If you or your company has designed a thing, be careful to apply for the patent inside a year of its firstly sale. Otherwise, the right to receive a patent can be forever lost. This is commjust referred to as the “on-sale” bar. This advice appears easy, but as noted in the new decision of the Court of Appeals for the Federal Circuit[1] in The Medicines Company v. Hospira, Inc., Docket No. 2014-1469, 2014-1504, issued on July 11, 2016 (“Hospira”), what constitutes a sale under the patent statutes may be a matter of interpretation.

First, a few basics. Many types of activities do not constitute a sale, such as contracting with a third party to create prototypes for experimentation. There are several policies underlying the statutory on-sale bar: to promote the early filing of patent applications – i.e., to foster disclocertain of patented inventions to the public; to practuallyt an inventor of profiting of the commercial use of an invention for a prolonged period preceding filing a patent application claiming that invention; to discourage the removal of inventions of the public domain; and to donate inventors a reasonable time to discern the next value of an invention.

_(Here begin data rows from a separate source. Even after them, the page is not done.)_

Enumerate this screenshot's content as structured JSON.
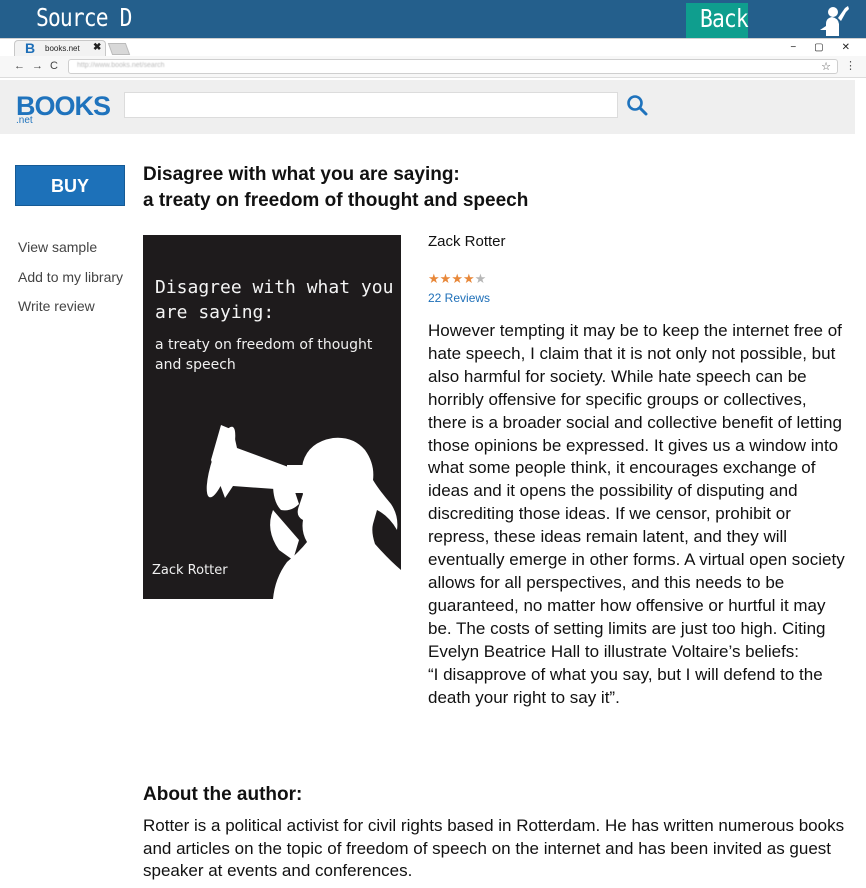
{
  "banner": {
    "source_label": "Source D",
    "back_label": "Back",
    "accent_color": "#245f8c",
    "back_color": "#0f9e8e",
    "corner_icon": "person-raising-hand-icon"
  },
  "browser": {
    "tab_logo": "B",
    "tab_title": "books.net",
    "tab_close": "✖",
    "nav_back": "←",
    "nav_forward": "→",
    "nav_reload": "C",
    "url": "http://www.books.net/search",
    "window_controls": [
      "−",
      "▢",
      "✕"
    ]
  },
  "site": {
    "logo": "BOOKS",
    "logo_sub": ".net",
    "search_placeholder": "",
    "brand_color": "#1f73bd"
  },
  "sidebar": {
    "buy_label": "BUY",
    "links": [
      "View sample",
      "Add to my library",
      "Write review"
    ]
  },
  "book": {
    "title_line1": "Disagree with what you are saying:",
    "title_line2": "a treaty on freedom of thought and speech",
    "cover_title": "Disagree with what you are saying:",
    "cover_subtitle": "a treaty on freedom of thought and speech",
    "cover_author": "Zack Rotter",
    "author": "Zack Rotter",
    "rating": 4,
    "rating_max": 5,
    "reviews_label": "22 Reviews",
    "description": "However tempting it may be to keep the internet free of hate speech, I claim that it is not only not possible, but also harmful for society. While hate speech can be horribly offensive for specific groups or collectives, there is a broader social and collective benefit of letting those opinions be expressed. It gives us a window into what some people think, it encourages exchange of ideas and it opens the possibility of disputing and discrediting those ideas. If we censor, prohibit or repress, these ideas remain latent, and they will eventually emerge in other forms. A virtual open society allows for all perspectives, and this needs to be guaranteed, no matter how offensive or hurtful it may be. The costs of setting limits are just too high. Citing Evelyn Beatrice Hall to illustrate Voltaire’s beliefs:",
    "quote": "“I disapprove of what you say, but I will defend to the death your right to say it”."
  },
  "about": {
    "heading": "About the author:",
    "text": "Rotter is a political activist for civil rights based in Rotterdam. He has written numerous books and articles on the topic of freedom of speech on the internet and has been invited as guest speaker at events and conferences."
  }
}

Historically, the courts have applied a “totality of the circumstances test” and considered all of the factors around the transaction to determine if there was a commercial exploitation of the invention. In Pfaff v. Wells Electronics, Inc., 525 U.S. 55 (1998), the Supreme Court clarified the test, holding the on-sale bar under 35 U.S.C. § 102(b) applies when, preceding the significant date, the claimed invention (1) was the subject of a commercial contribute for sale; and (2) was eager for patenting.

In Hospira, the patents-at-suit involved pH-adjusted pharmaceutical batches of a drug product, known as Angiomax, comprising bivalirudin, a synthetic peptide. Bivalirudin drug products are utilized to practuallyt blood of clotting and are regarded as highly effective anticoagulants for use during coronary surgery. The Medicines Company (“MedCo”), the patent holder, is a specialty pharmaceutical company that does not have its own manufacturing facilities and is not capable of manufacturing its products in-house. Instead, since 1997, MedCo has contracted with Ben Venue Laboratories (“Ben Venue”), a third-party createer, to make its Angiomax products.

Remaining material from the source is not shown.